Contact us Monday through Friday 8:00am CST to 4:00pm CST at 715-327-4402

Attachment, Regulation, and Competency, or ARC, is an evidence-based therapeutic approach that aligns with the mission of Northwest Passage. ARC’s goal is to support children, adolescents, and families to increase resilience and hope for the future while creating a narrative of strength and healing.

ARC’s key concepts come from developing a base of knowledge in four areas; normal child development, traumatic stress, attachment, and resilience. While ARC was specifically designed to work with youth who have experienced chronic trauma, the core targets will benefit any child whose nervous system has been overwhelmed by the environment. ARC focuses on building safe caregiver systems, supporting youth regulation, and supporting the building of resilience over time.
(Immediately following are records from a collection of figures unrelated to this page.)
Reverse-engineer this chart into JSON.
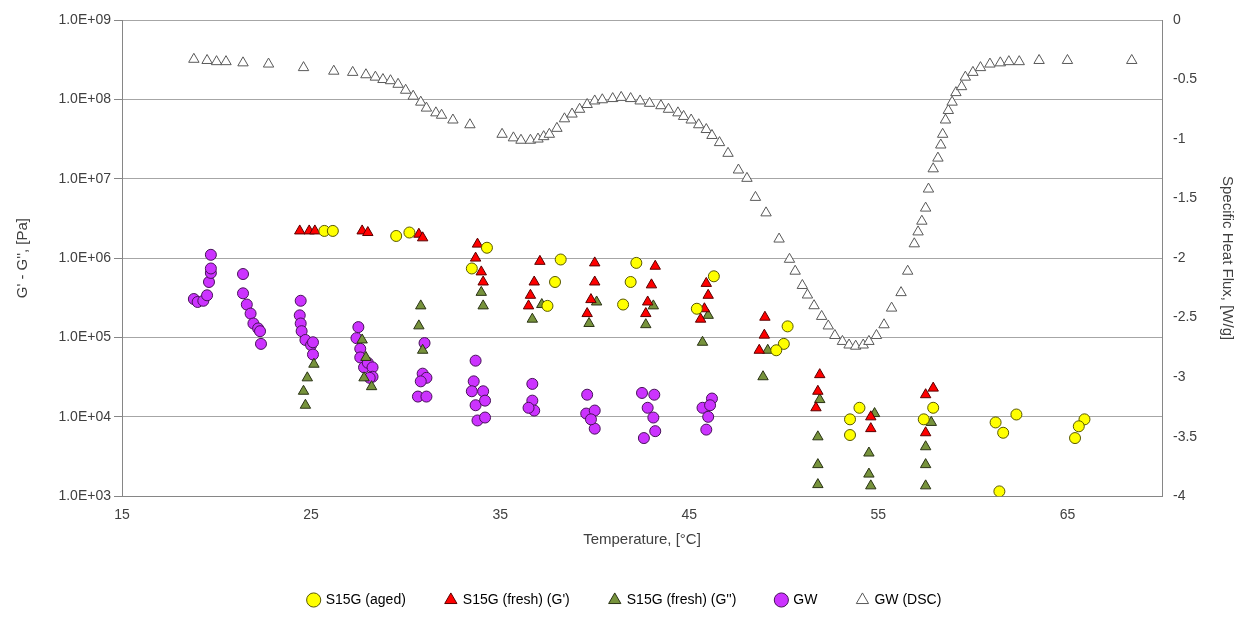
{
  "chart_data": {
    "type": "scatter",
    "xlabel": "Temperature, [°C]",
    "ylabel": "G' - G'', [Pa]",
    "y2label": "Specific Heat Flux, [W/g]",
    "xlim": [
      15,
      70
    ],
    "xticks": [
      15,
      25,
      35,
      45,
      55,
      65
    ],
    "ylim": [
      1000,
      1000000000
    ],
    "log": "y",
    "yticks": [
      {
        "value": 1000,
        "label": "1.0E+03"
      },
      {
        "value": 10000,
        "label": "1.0E+04"
      },
      {
        "value": 100000,
        "label": "1.0E+05"
      },
      {
        "value": 1000000,
        "label": "1.0E+06"
      },
      {
        "value": 10000000,
        "label": "1.0E+07"
      },
      {
        "value": 100000000,
        "label": "1.0E+08"
      },
      {
        "value": 1000000000,
        "label": "1.0E+09"
      }
    ],
    "y2lim": [
      -4,
      0
    ],
    "y2ticks": [
      -4,
      -3.5,
      -3,
      -2.5,
      -2,
      -1.5,
      -1,
      -0.5,
      0
    ],
    "grid": "y",
    "legend": "bottom",
    "series": [
      {
        "name": "S15G (aged)",
        "color": "#ffff00",
        "marker": "circle",
        "x": [
          25.7,
          26.15,
          29.5,
          30.2,
          34.3,
          33.5,
          38.2,
          37.9,
          37.5,
          42.2,
          41.9,
          41.5,
          46.3,
          45.4,
          50.2,
          50.0,
          49.6,
          54.0,
          53.5,
          53.5,
          57.9,
          57.4,
          61.2,
          62.3,
          61.6,
          61.4,
          65.9,
          65.4,
          65.6
        ],
        "values": [
          2200000,
          2200000,
          1900000,
          2100000,
          1350000,
          740000,
          960000,
          500000,
          250000,
          870000,
          500000,
          260000,
          590000,
          230000,
          138000,
          83000,
          69000,
          13000,
          9300,
          5900,
          13000,
          9300,
          8500,
          10700,
          6300,
          1150,
          9300,
          5400,
          7600
        ]
      },
      {
        "name": "S15G (fresh) (G')",
        "color": "#ff0000",
        "marker": "triangle",
        "x": [
          24.4,
          24.9,
          25.2,
          27.7,
          28.0,
          30.7,
          30.9,
          33.8,
          33.7,
          34.0,
          34.1,
          37.1,
          36.8,
          36.6,
          36.5,
          40.0,
          40.0,
          39.8,
          39.6,
          43.2,
          43.0,
          42.8,
          42.7,
          45.9,
          46.0,
          45.8,
          45.6,
          49.0,
          48.97,
          48.7,
          51.9,
          51.8,
          51.7,
          54.6,
          54.6,
          57.9,
          57.5,
          57.5
        ],
        "values": [
          2200000,
          2200000,
          2200000,
          2200000,
          2100000,
          2000000,
          1800000,
          1500000,
          1000000,
          670000,
          500000,
          910000,
          500000,
          340000,
          250000,
          870000,
          500000,
          300000,
          200000,
          790000,
          460000,
          280000,
          200000,
          480000,
          340000,
          230000,
          170000,
          180000,
          107000,
          69000,
          34000,
          21000,
          13000,
          10000,
          7100,
          23000,
          19000,
          6300
        ]
      },
      {
        "name": "S15G (fresh) (G'')",
        "color": "#77933c",
        "marker": "triangle",
        "x": [
          24.7,
          24.6,
          24.8,
          25.15,
          27.7,
          27.8,
          28.2,
          27.9,
          30.8,
          30.7,
          30.9,
          34.0,
          34.1,
          37.2,
          36.7,
          40.1,
          39.7,
          43.1,
          42.7,
          46.0,
          45.7,
          49.15,
          48.9,
          51.9,
          51.8,
          51.8,
          51.8,
          54.8,
          54.5,
          54.5,
          54.6,
          57.8,
          57.5,
          57.5,
          57.5
        ],
        "values": [
          14000,
          21000,
          31000,
          46000,
          93000,
          31000,
          24000,
          56000,
          250000,
          140000,
          69000,
          370000,
          250000,
          260000,
          170000,
          280000,
          150000,
          250000,
          145000,
          190000,
          87000,
          69000,
          32000,
          16500,
          5600,
          2500,
          1400,
          11000,
          3500,
          1900,
          1350,
          8500,
          4200,
          2500,
          1350
        ]
      },
      {
        "name": "GW",
        "color": "#cc33ff",
        "marker": "circle",
        "x": [
          18.8,
          19.0,
          19.3,
          19.5,
          19.6,
          19.7,
          19.7,
          19.7,
          21.4,
          21.4,
          21.6,
          21.8,
          21.95,
          22.2,
          22.3,
          22.35,
          24.45,
          24.4,
          24.45,
          24.5,
          24.7,
          25.0,
          25.1,
          25.1,
          27.5,
          27.4,
          27.6,
          27.6,
          27.8,
          28.0,
          28.25,
          28.25,
          28.1,
          31.0,
          30.9,
          31.1,
          30.65,
          31.1,
          30.8,
          33.7,
          33.6,
          33.5,
          34.1,
          33.7,
          34.2,
          33.8,
          34.2,
          36.7,
          36.7,
          36.8,
          36.5,
          39.6,
          39.55,
          40.0,
          40.0,
          39.8,
          42.5,
          43.15,
          42.8,
          43.1,
          42.6,
          43.2,
          46.2,
          45.7,
          46.0,
          45.9,
          46.1
        ],
        "values": [
          305000,
          280000,
          290000,
          340000,
          500000,
          650000,
          740000,
          1100000,
          630000,
          360000,
          260000,
          200000,
          150000,
          130000,
          120000,
          83000,
          290000,
          190000,
          150000,
          120000,
          93000,
          80000,
          87000,
          61000,
          135000,
          98000,
          72000,
          56000,
          42000,
          48000,
          42000,
          32000,
          31000,
          85000,
          35000,
          31000,
          18000,
          18000,
          28000,
          51000,
          28000,
          21000,
          21000,
          14000,
          16000,
          9000,
          9800,
          26000,
          16000,
          12000,
          13000,
          19000,
          11000,
          12000,
          7100,
          9300,
          20000,
          19000,
          13000,
          9800,
          5400,
          6600,
          17000,
          13000,
          10000,
          6900,
          14000
        ]
      },
      {
        "name": "GW (DSC)",
        "color": "#ffffff",
        "marker": "triangle",
        "axis": "y2",
        "x": [
          18.8,
          19.5,
          20.0,
          20.5,
          21.4,
          22.75,
          24.6,
          26.2,
          27.2,
          27.9,
          28.4,
          28.8,
          29.2,
          29.6,
          30.0,
          30.4,
          30.8,
          31.1,
          31.6,
          31.9,
          32.5,
          33.4,
          35.1,
          35.7,
          36.1,
          36.6,
          37.0,
          37.3,
          37.6,
          38.0,
          38.4,
          38.8,
          39.2,
          39.6,
          40.0,
          40.4,
          40.95,
          41.4,
          41.9,
          42.4,
          42.9,
          43.5,
          43.9,
          44.4,
          44.7,
          45.1,
          45.5,
          45.9,
          46.2,
          46.6,
          47.05,
          47.6,
          48.05,
          48.5,
          49.06,
          49.75,
          50.3,
          50.6,
          50.98,
          51.25,
          51.6,
          52.0,
          52.35,
          52.7,
          53.1,
          53.45,
          53.8,
          54.2,
          54.5,
          54.9,
          55.3,
          55.7,
          56.2,
          56.55,
          56.9,
          57.1,
          57.3,
          57.5,
          57.65,
          57.9,
          58.15,
          58.3,
          58.4,
          58.55,
          58.7,
          58.9,
          59.1,
          59.4,
          59.6,
          60.0,
          60.4,
          60.9,
          61.45,
          61.9,
          62.45,
          63.5,
          65.0,
          68.4
        ],
        "values": [
          -0.33,
          -0.34,
          -0.35,
          -0.35,
          -0.36,
          -0.37,
          -0.4,
          -0.43,
          -0.44,
          -0.46,
          -0.48,
          -0.5,
          -0.51,
          -0.54,
          -0.59,
          -0.64,
          -0.69,
          -0.74,
          -0.78,
          -0.8,
          -0.84,
          -0.88,
          -0.96,
          -0.99,
          -1.01,
          -1.01,
          -1.0,
          -0.98,
          -0.96,
          -0.91,
          -0.83,
          -0.79,
          -0.75,
          -0.71,
          -0.68,
          -0.67,
          -0.66,
          -0.65,
          -0.66,
          -0.68,
          -0.7,
          -0.72,
          -0.75,
          -0.78,
          -0.81,
          -0.84,
          -0.88,
          -0.92,
          -0.97,
          -1.03,
          -1.12,
          -1.26,
          -1.33,
          -1.49,
          -1.62,
          -1.84,
          -2.01,
          -2.11,
          -2.23,
          -2.31,
          -2.4,
          -2.49,
          -2.57,
          -2.65,
          -2.7,
          -2.73,
          -2.74,
          -2.73,
          -2.7,
          -2.65,
          -2.56,
          -2.42,
          -2.29,
          -2.11,
          -1.88,
          -1.78,
          -1.69,
          -1.58,
          -1.42,
          -1.25,
          -1.16,
          -1.05,
          -0.96,
          -0.84,
          -0.76,
          -0.69,
          -0.61,
          -0.56,
          -0.48,
          -0.44,
          -0.4,
          -0.37,
          -0.36,
          -0.35,
          -0.35,
          -0.34,
          -0.34,
          -0.34
        ]
      }
    ]
  }
}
There are 8 core objectives of the intervention:

  • Caregiver Affect Management: Support adult caregivers in understanding and managing their own responses to youth in their care.
  • Attunement: Build caregiver capacity to effectively understand and respond to the needs driving youth behaviors.
  • Consistent Response: Support effective responses to youth behavior that are trauma-informed (supported by neuropsychological understanding!) and that increase, rather than decrease safety.
  • Increase Self-Awareness: Build child/adolescent understanding of emotional and physiological experience, including a language for experience and an ability to connect and contextualize emotional cues.
  • Increase Modulation Skills: Build child/adolescent ability to effectively manage and tolerate emotional and physiological experiences.
  • Support Child Relational Engagement: Build child/adolescent ability to effectively share internal experiences with others and sustain relational connections.
  • Effective Functions: Support children/adolescents in recognizing choice points, managing impulsive behaviors, and actively making choices.
  • Self and Identity: Support development of developmentally appropriate understanding of self, including unique characteristics and influences.
  • Trauma Experience Integration: Support youth in reflecting upon, processing, and developing a narrative of traumatic experience, and integrating this into a coherent and comprehensive understanding of self.

This approach drives us to ask the following questions when examining the behaviors of youth in our program and helps push us to ensure that we stay regulated and protect the relationship.

    1. Are they causing trouble or having trouble?
    2. Are we understanding or reacting?
    3. Are we aligning or commanding?

ARC QUICK FACTS

  • ARC’s foundation is built upon four key areas of study: normative childhood development, traumatic stress, attachment, and risk and resilience.
  • ARC is designed as both an individual clinical intervention for youth and families and as an organizational framework to be used to support trauma-informed care.
  • ARC focuses on Attachment to strengthen the caregiving system surrounding the child through enhancing supports, skills, and relational resources for adult caregivers; Regulation to develop youth awareness and skill in identifying, understanding, tolerating, and managing internal experiences; and Competency through the use of choice and empowerment to increase core resilience.